The corridor in UP has two nodes — Dadri-Noida-Ghaziabad Investment Region and Meerut-Muzaffarnagar Industrial Area.
Sources in the state government and DMIC hint the Japan International Cooperation Agency (JICA), responsible for loans and grants to other nations, may go for a major rethink in the wake of huge losses caused by the calamity and requirement of never-before infrastructure building exercises there.
The state industrial development department says it has gotten into a process of assessment. DMIC officials say there might be some chances of delay but the project in totality will not be affected much.
“DMIC is a global partnership project and Japan does have a role to play but it (the role) is still limited. It’s too early to expect Japan to react to the fate of DMIC projects,” a senior official said.

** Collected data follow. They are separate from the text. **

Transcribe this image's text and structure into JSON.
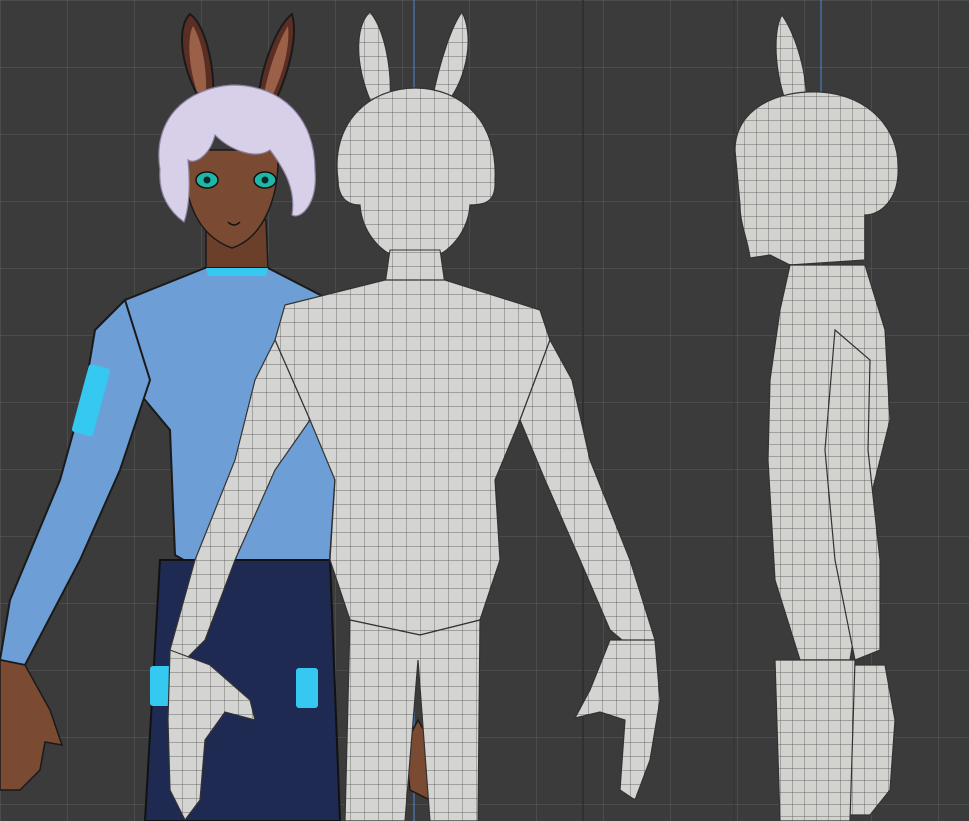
{
  "viewport": {
    "kind": "3d-modeling-viewport",
    "grid_visible": true,
    "views": [
      "front",
      "side"
    ]
  },
  "subjects": [
    {
      "name": "reference-drawing",
      "description_visible": false
    },
    {
      "name": "front-wireframe-mesh"
    },
    {
      "name": "side-wireframe-mesh"
    }
  ],
  "colors": {
    "background": "#3b3b3b",
    "grid_line": "#5a5a5a",
    "axis_line": "#4a7ab8",
    "mesh_fill": "#d4d4d2",
    "mesh_wire": "#3c3c3c",
    "shirt": "#6d9fd6",
    "pants": "#1e2a52",
    "skin": "#7a4a32",
    "hair": "#d8d0e8",
    "ear_inner": "#6a3a2a",
    "accent_cyan": "#35c8f0"
  }
}
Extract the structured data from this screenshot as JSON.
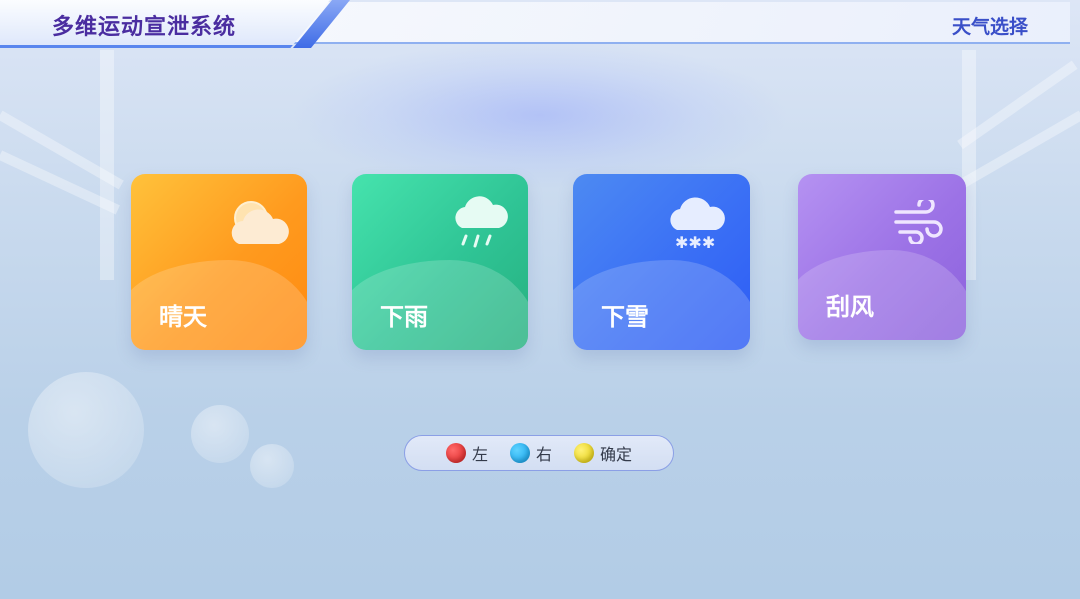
{
  "header": {
    "app_title": "多维运动宣泄系统",
    "page_title": "天气选择"
  },
  "weather_options": [
    {
      "id": "sunny",
      "label": "晴天",
      "icon": "partly-sunny-icon"
    },
    {
      "id": "rain",
      "label": "下雨",
      "icon": "rain-cloud-icon"
    },
    {
      "id": "snow",
      "label": "下雪",
      "icon": "snow-cloud-icon"
    },
    {
      "id": "wind",
      "label": "刮风",
      "icon": "wind-icon"
    }
  ],
  "hints": [
    {
      "color": "red",
      "label": "左"
    },
    {
      "color": "blue",
      "label": "右"
    },
    {
      "color": "yellow",
      "label": "确定"
    }
  ],
  "colors": {
    "title": "#4a2da0",
    "page_title": "#3a4fc8",
    "sunny": "#ff9a1e",
    "rain": "#2fc495",
    "snow": "#3a6ff5",
    "wind": "#9c72e6"
  }
}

About 200km of the 1,500-km-long corridor falls in UP. The state is also important for the starting junction of both western and eastern freight corridors fall at Dadri in Greater Noida.
A Noida authority official, who is in touch with the state government's high-powered team, said, “Japan will bounce back in a year or so, while the DMIC projects will take years in execution. On the other hand, Japan, once it has gotten over the process of rebuilding, may actually speed up projects in India for faster recovery.”
A year after signing a memorandum of understanding with the DMIC Development Corporation (DMICDC), which will develop a dedicated freight corridor passing through six states, the Uttar Pradesh government last week formed a high-level committee to speed up the process.
The committee has as members chairmen of authorities of Noida, Greater Noida and Yamuna Expressway, district magistrates of Gautam Budh Nagar, Ghaziabad and Bula-ndshahr and a special secretary from the Uttar Pradesh Industrial Development Dep-artment. It will identify projects and coordinate with the Centre.
The state government recently discussed the DMIC project worth thousands of crores of rupees and said the central government would initially provide R2,500 crore to kickstart the projects. UP’s industrial development principal secretary VN Garg has formed the committee to see if the government actually needs to form an authority or a company for execution of the projects.
The corridor will fuel never-before infrastructural growth in the region. As part of the project, Noida will also get it maiden railway line.